Should we say something?
What can you say about a bird?
They tied a pouch of rocks to one of the stork’s legs and tossed it into the ocean. When it splashed, its head tilted up toward the men, as if to face them one last time; its wings extended upward as the rocks pulled its leg down, so that if it flapped once—if it could have flapped once—it would have pulled itself up toward the surface. But it didn’t; it just descended. The men watched and thought they saw the stork smile, as though content, as though touching something timeless in its passing, before disappearing into the depths.

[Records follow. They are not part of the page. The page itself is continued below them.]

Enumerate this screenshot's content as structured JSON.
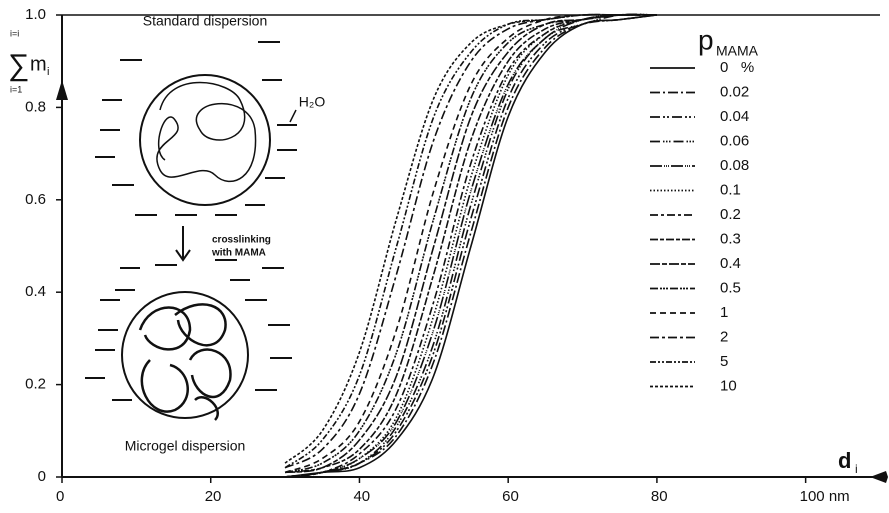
{
  "chart_data": {
    "type": "line",
    "x_label": {
      "variable": "d",
      "subscript": "i"
    },
    "y_label": {
      "symbol": "∑",
      "variable": "m",
      "subscript": "i",
      "upper": "i=i",
      "lower": "i=1"
    },
    "legend_title": {
      "variable": "p",
      "subscript": "MAMA"
    },
    "annotations": {
      "top": "Standard dispersion",
      "water": "H₂O",
      "step_1": "crosslinking",
      "step_2": "with MAMA",
      "bottom": "Microgel dispersion"
    },
    "x": [
      30,
      35,
      40,
      45,
      50,
      55,
      60,
      65,
      70,
      75,
      80
    ],
    "xlim": [
      0,
      110
    ],
    "ylim": [
      0,
      1
    ],
    "xticks": [
      0,
      20,
      40,
      60,
      80,
      {
        "value": 100,
        "label": "100 nm"
      }
    ],
    "yticks": [
      0,
      0.2,
      0.4,
      0.6,
      0.8,
      {
        "value": 1,
        "label": "1.0"
      }
    ],
    "series": [
      {
        "name": "0   %",
        "color": "#111",
        "dash": "none",
        "values": [
          0.0,
          0.01,
          0.02,
          0.08,
          0.22,
          0.5,
          0.78,
          0.92,
          0.98,
          0.99,
          1.0
        ]
      },
      {
        "name": "0.02",
        "color": "#111",
        "dash": "10 3 2 3",
        "values": [
          0.0,
          0.01,
          0.03,
          0.09,
          0.25,
          0.53,
          0.8,
          0.93,
          0.98,
          0.99,
          1.0
        ]
      },
      {
        "name": "0.04",
        "color": "#111",
        "dash": "10 3 2 2 2 3",
        "values": [
          0.0,
          0.01,
          0.03,
          0.1,
          0.27,
          0.56,
          0.82,
          0.94,
          0.98,
          0.99,
          1.0
        ]
      },
      {
        "name": "0.06",
        "color": "#111",
        "dash": "10 3 1.5 1.5 1.5 1.5 1.5 3",
        "values": [
          0.0,
          0.01,
          0.03,
          0.11,
          0.29,
          0.59,
          0.84,
          0.95,
          0.98,
          1.0,
          1.0
        ]
      },
      {
        "name": "0.08",
        "color": "#111",
        "dash": "12 2 1 1 1 1 1 2",
        "values": [
          0.0,
          0.01,
          0.04,
          0.12,
          0.32,
          0.62,
          0.85,
          0.95,
          0.99,
          1.0,
          1.0
        ]
      },
      {
        "name": "0.1",
        "color": "#111",
        "dash": "1.5 2",
        "values": [
          0.0,
          0.01,
          0.04,
          0.13,
          0.35,
          0.65,
          0.87,
          0.96,
          0.99,
          1.0,
          1.0
        ]
      },
      {
        "name": "0.2",
        "color": "#111",
        "dash": "8 3 3 3",
        "values": [
          0.0,
          0.01,
          0.05,
          0.15,
          0.38,
          0.68,
          0.88,
          0.96,
          0.99,
          1.0,
          1.0
        ]
      },
      {
        "name": "0.3",
        "color": "#111",
        "dash": "8 2 4 2",
        "values": [
          0.01,
          0.02,
          0.06,
          0.18,
          0.44,
          0.73,
          0.9,
          0.97,
          0.99,
          1.0,
          1.0
        ]
      },
      {
        "name": "0.4",
        "color": "#111",
        "dash": "10 2 5 2",
        "values": [
          0.01,
          0.02,
          0.08,
          0.22,
          0.5,
          0.78,
          0.92,
          0.98,
          0.99,
          1.0,
          1.0
        ]
      },
      {
        "name": "0.5",
        "color": "#111",
        "dash": "8 2 2 1 2 1 2 2",
        "values": [
          0.01,
          0.03,
          0.1,
          0.27,
          0.56,
          0.82,
          0.94,
          0.98,
          0.99,
          1.0,
          1.0
        ]
      },
      {
        "name": "1",
        "color": "#111",
        "dash": "6 4",
        "values": [
          0.01,
          0.04,
          0.12,
          0.32,
          0.62,
          0.85,
          0.95,
          0.99,
          1.0,
          1.0,
          1.0
        ]
      },
      {
        "name": "2",
        "color": "#111",
        "dash": "9 3 3 3",
        "values": [
          0.02,
          0.06,
          0.18,
          0.44,
          0.73,
          0.9,
          0.97,
          0.99,
          1.0,
          1.0,
          1.0
        ]
      },
      {
        "name": "5",
        "color": "#111",
        "dash": "6 2 2 2 2 2",
        "values": [
          0.02,
          0.08,
          0.22,
          0.5,
          0.78,
          0.92,
          0.98,
          0.99,
          1.0,
          1.0,
          1.0
        ]
      },
      {
        "name": "10",
        "color": "#111",
        "dash": "3 2",
        "values": [
          0.03,
          0.1,
          0.27,
          0.56,
          0.82,
          0.94,
          0.98,
          0.99,
          1.0,
          1.0,
          1.0
        ]
      }
    ]
  }
}
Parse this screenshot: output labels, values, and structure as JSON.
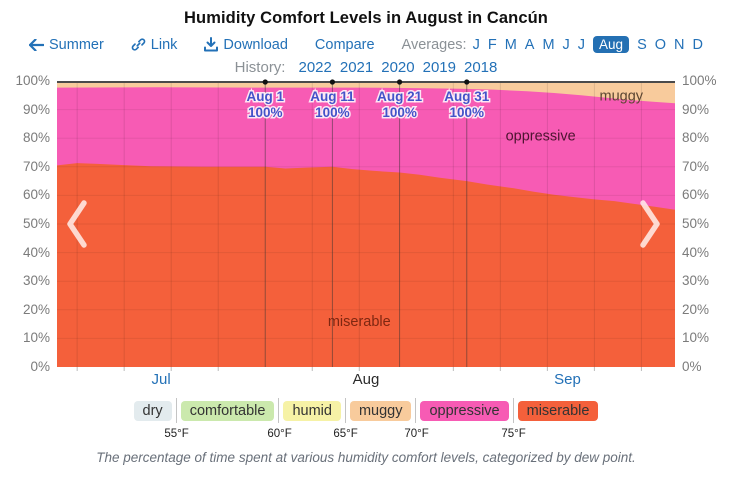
{
  "title": "Humidity Comfort Levels in August in Cancún",
  "toolbar": {
    "back_label": "Summer",
    "link_label": "Link",
    "download_label": "Download",
    "compare_label": "Compare",
    "averages_label": "Averages:",
    "months": [
      "J",
      "F",
      "M",
      "A",
      "M",
      "J",
      "J",
      "Aug",
      "S",
      "O",
      "N",
      "D"
    ],
    "active_month_index": 7,
    "active_month": "Aug"
  },
  "history": {
    "label": "History:",
    "years": [
      "2022",
      "2021",
      "2020",
      "2019",
      "2018"
    ]
  },
  "chart_data": {
    "type": "area",
    "stacked": true,
    "title": "Humidity Comfort Levels in August in Cancún",
    "ylim": [
      0,
      100
    ],
    "yticks": [
      "100%",
      "90%",
      "80%",
      "70%",
      "60%",
      "50%",
      "40%",
      "30%",
      "20%",
      "10%",
      "0%"
    ],
    "x_domain": {
      "start": "Jul 1",
      "end": "Oct 1",
      "days": 92
    },
    "month_labels": [
      {
        "label": "Jul",
        "day": 15.5,
        "current": false
      },
      {
        "label": "Aug",
        "day": 46,
        "current": true
      },
      {
        "label": "Sep",
        "day": 76,
        "current": false
      }
    ],
    "series": [
      {
        "name": "miserable",
        "color": "#f4603b",
        "top_boundary_pct": [
          [
            0,
            70.5
          ],
          [
            3,
            71.3
          ],
          [
            6,
            71
          ],
          [
            10,
            70.6
          ],
          [
            14,
            70.2
          ],
          [
            18,
            70.1
          ],
          [
            22,
            70
          ],
          [
            27,
            70
          ],
          [
            31,
            70
          ],
          [
            34,
            69.4
          ],
          [
            38,
            69.8
          ],
          [
            41,
            70
          ],
          [
            44,
            69.2
          ],
          [
            47,
            68.6
          ],
          [
            51,
            68
          ],
          [
            54,
            67.2
          ],
          [
            57,
            66.2
          ],
          [
            61,
            65
          ],
          [
            64,
            63.8
          ],
          [
            68,
            62.5
          ],
          [
            71,
            61.3
          ],
          [
            74,
            60.2
          ],
          [
            77,
            59.4
          ],
          [
            80,
            58.6
          ],
          [
            83,
            58
          ],
          [
            86,
            57
          ],
          [
            89,
            56
          ],
          [
            92,
            55
          ]
        ]
      },
      {
        "name": "oppressive",
        "color": "#f75bb4",
        "top_boundary_pct": [
          [
            0,
            97.7
          ],
          [
            15,
            97.8
          ],
          [
            30,
            97.7
          ],
          [
            45,
            97.7
          ],
          [
            55,
            97.5
          ],
          [
            60,
            97.3
          ],
          [
            65,
            97
          ],
          [
            70,
            96.4
          ],
          [
            74,
            95.8
          ],
          [
            78,
            95
          ],
          [
            82,
            94.1
          ],
          [
            86,
            93.2
          ],
          [
            89,
            92.7
          ],
          [
            92,
            92.2
          ]
        ]
      },
      {
        "name": "muggy",
        "color": "#f8cb9c",
        "top_boundary_pct": [
          [
            0,
            100
          ],
          [
            92,
            100
          ]
        ]
      }
    ],
    "annotations": [
      {
        "label": "Aug 1",
        "value": "100%",
        "day": 31
      },
      {
        "label": "Aug 11",
        "value": "100%",
        "day": 41
      },
      {
        "label": "Aug 21",
        "value": "100%",
        "day": 51
      },
      {
        "label": "Aug 31",
        "value": "100%",
        "day": 61
      }
    ],
    "area_labels": [
      {
        "text": "muggy",
        "day": 84,
        "pct": 95,
        "color": "#5c4632"
      },
      {
        "text": "oppressive",
        "day": 72,
        "pct": 81,
        "color": "#4d1430"
      },
      {
        "text": "miserable",
        "day": 45,
        "pct": 16,
        "color": "#7e2711"
      }
    ],
    "gridlines": {
      "h_step_pct": 10,
      "v_step_days": 7,
      "v_start_day": 3,
      "annotation_days": [
        31,
        41,
        51,
        61
      ]
    }
  },
  "legend": {
    "items": [
      {
        "label": "dry",
        "color": "#e3ebee"
      },
      {
        "label": "comfortable",
        "color": "#cbe9ad"
      },
      {
        "label": "humid",
        "color": "#f6f2a6"
      },
      {
        "label": "muggy",
        "color": "#f8cb9c"
      },
      {
        "label": "oppressive",
        "color": "#f75bb4"
      },
      {
        "label": "miserable",
        "color": "#f4603b"
      }
    ],
    "boundaries": [
      "55°F",
      "60°F",
      "65°F",
      "70°F",
      "75°F"
    ]
  },
  "caption": "The percentage of time spent at various humidity comfort levels, categorized by dew point.",
  "colors": {
    "link_blue": "#2371b7",
    "active_month_bg": "#2470b3",
    "muted_gray": "#8b9196",
    "axis_gray": "#7b7b7b",
    "annotation_blue": "#4353c9",
    "top_axis_line": "#4a4a4a"
  }
}
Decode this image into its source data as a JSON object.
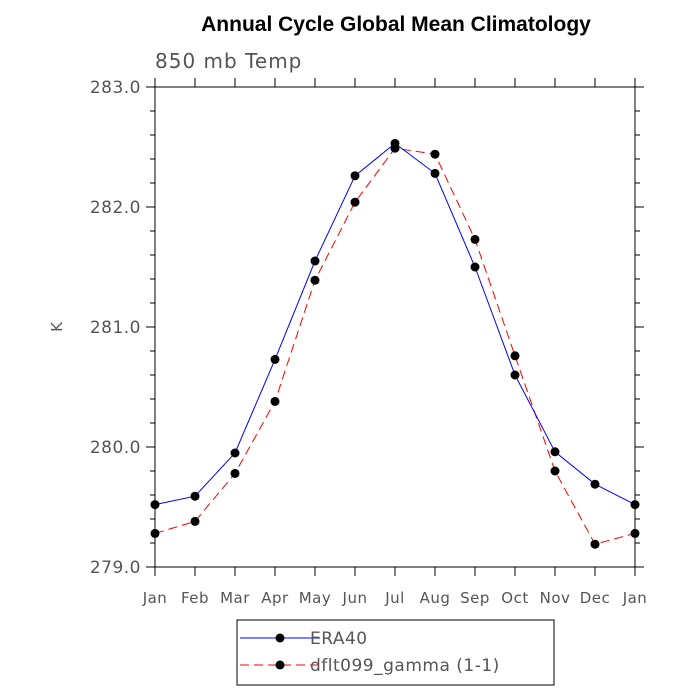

They rowed back. The wind was on their backs. It pushed into them and through them and they felt like freer souls. Back at the shore the villagers were all waiting. When their comrades returned, they all—the children included—took off their clothes and swam in the water. The sun was shining.
The fires did not go away, but thereafter the town accepted them, saw in their blue flames something greater, proof that they were all characters of a world still in its becoming. And perhaps, all things told, it was a good thing, these fires. Certainly later generations would say so.
The town learned to use the fires. The people dried cod, venison, and fruit; they used the fires to dry their clothes and to toughen leather, which they traded along the roads and from which the town grew wealthy. They threw water on the fires to make steam—steam to cook vegetables, explosions of steam for effect at the local theater.
The gulls returned, first spotted out at sea but eventually perambulating among the rocks again; occasionally they would dip their heads into the water and emerge with bivalves, which they again dropped from the skies. And every year, the people swam together and waded together on the day (or the approximate day) on which the stork was killed; in the water they asked its forgiveness, and on land—in the form of drawings and jewelry, and on the designs of their pots and plates—they admired its shape.
When the children asked why the stork had been killed, the parents told them that the work of man could be forgiven but not undone, and that truth, though elusive and passing in life, could endure in the cement of death. The parents repeated these things until the children did, and in this way language came to do what language couldn’t. But even then, for generations the children dreamed of a bird much bigger than the gulls, a bird that stood on the pier, that they could sit with and touch, and they told the story of this bird over fires as they dried strawberries and apples and apricots, just as the children before them, and those before them, had done.